Chief Executive Josef Ackermann last week acknowledged the bank was heading for a rocky third quarter, flagging an upcoming revaluation of 29 billion euros of credit it had promised to clients.
  
Deutsche would normally farm these loans out to other banks, but it has become harder to sell on such debt in the wake of a credit squeeze that began with a wave of mortgage defaults in the US, and the bank now faces having to write down the value of these loans to reflect this.
  
One source familiar with the situation said the bank estimates that the credit is now worth between 4 and 6 per cent less than face value.
  
That would hit profit by up to 1.7 billion euros booked in the third quarter. In the same period a year ago, Deutsche made a net profit of 1.2 billion.
  
Deutsche, one of the world's biggest M&A banks, is now trying to get clients to renegotiate credit terms or drop deals to shrink the size of the fallout. The loss could also shrink if credit market conditions improve.
  
The bank declined to comment.
  
On Monday, Deutsche Bank's shares were down 1.6 per cent, underperforming the European banking sector and Germany's blue-chip DAX index.
  
''Concern that Deutsche Bank could face substantial write downs due to the credit crisis is weighing on the share,'' said one Frankfurt-based trader.
  
The potential loss is bigger than the estimates made by many analysts, some of whom are expecting as little as 500 million euros.

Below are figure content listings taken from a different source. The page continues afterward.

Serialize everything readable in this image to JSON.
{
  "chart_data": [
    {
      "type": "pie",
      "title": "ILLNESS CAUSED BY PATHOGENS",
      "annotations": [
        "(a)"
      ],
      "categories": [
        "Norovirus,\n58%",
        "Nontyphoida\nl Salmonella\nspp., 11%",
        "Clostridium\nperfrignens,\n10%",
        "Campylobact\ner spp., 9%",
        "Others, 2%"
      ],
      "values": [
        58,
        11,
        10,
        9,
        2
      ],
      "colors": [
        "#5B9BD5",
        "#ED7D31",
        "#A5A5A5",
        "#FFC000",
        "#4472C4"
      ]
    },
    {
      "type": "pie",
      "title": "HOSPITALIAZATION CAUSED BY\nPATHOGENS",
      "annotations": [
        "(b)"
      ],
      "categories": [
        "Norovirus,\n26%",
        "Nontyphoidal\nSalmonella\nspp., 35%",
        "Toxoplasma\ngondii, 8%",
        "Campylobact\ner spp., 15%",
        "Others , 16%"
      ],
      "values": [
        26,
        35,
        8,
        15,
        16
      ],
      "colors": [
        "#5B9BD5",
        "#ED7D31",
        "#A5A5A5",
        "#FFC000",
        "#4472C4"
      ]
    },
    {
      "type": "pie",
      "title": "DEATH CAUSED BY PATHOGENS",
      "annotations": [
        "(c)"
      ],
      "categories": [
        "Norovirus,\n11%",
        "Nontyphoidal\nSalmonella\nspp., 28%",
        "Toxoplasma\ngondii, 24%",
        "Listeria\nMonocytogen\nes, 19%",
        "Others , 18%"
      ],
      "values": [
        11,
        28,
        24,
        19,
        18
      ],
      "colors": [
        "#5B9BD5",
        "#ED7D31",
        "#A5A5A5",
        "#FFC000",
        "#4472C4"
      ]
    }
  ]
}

Merrill Lynch has predicted up to $1 billion.
  
Many analysts privately admit, however, that making a forecast is difficult. ''The sector has a black box discount at the moment,'' said one.
  
Deutsche is hoping that some customers, which include private equity investors as well as big companies carrying out M&A transactions, will either accept new terms for the credit or in some cases drop the deals.
  
The bank can use its muscle to renegotiate the terms of the credit, which in turn makes it easier for them to sell to other banks and reduces the need for write downs.
  
Big banks can sometimes call in such favours from customers because of their lending clout.
  
''If you take a private equity buyer, the bank provides them with leveraged finance to do their deals,'' said one banker active in the market. ''So it's in their interest to keep the relationship
good.''
  
Deutsche's Ackermann has acknowledged his bank made 'mistakes' during the recent market turmoil and publicly called for 'transparency', demanding banks should come clean quickly about the full impact of the credit crunch on the bottom line.
  
But he also told Germany's Spiegel magazine in Monday's edition he saw 'initial encouraging signs' that financial markets were returning to normal.
  
Last week, investment bank Bear Stearns saw its profit plunge almost two thirds as the value of investments in risky subprime mortgages dipped.
  
Goldman Sachs and Lehman Brothers surprised investors, however, with unexpectedly good results.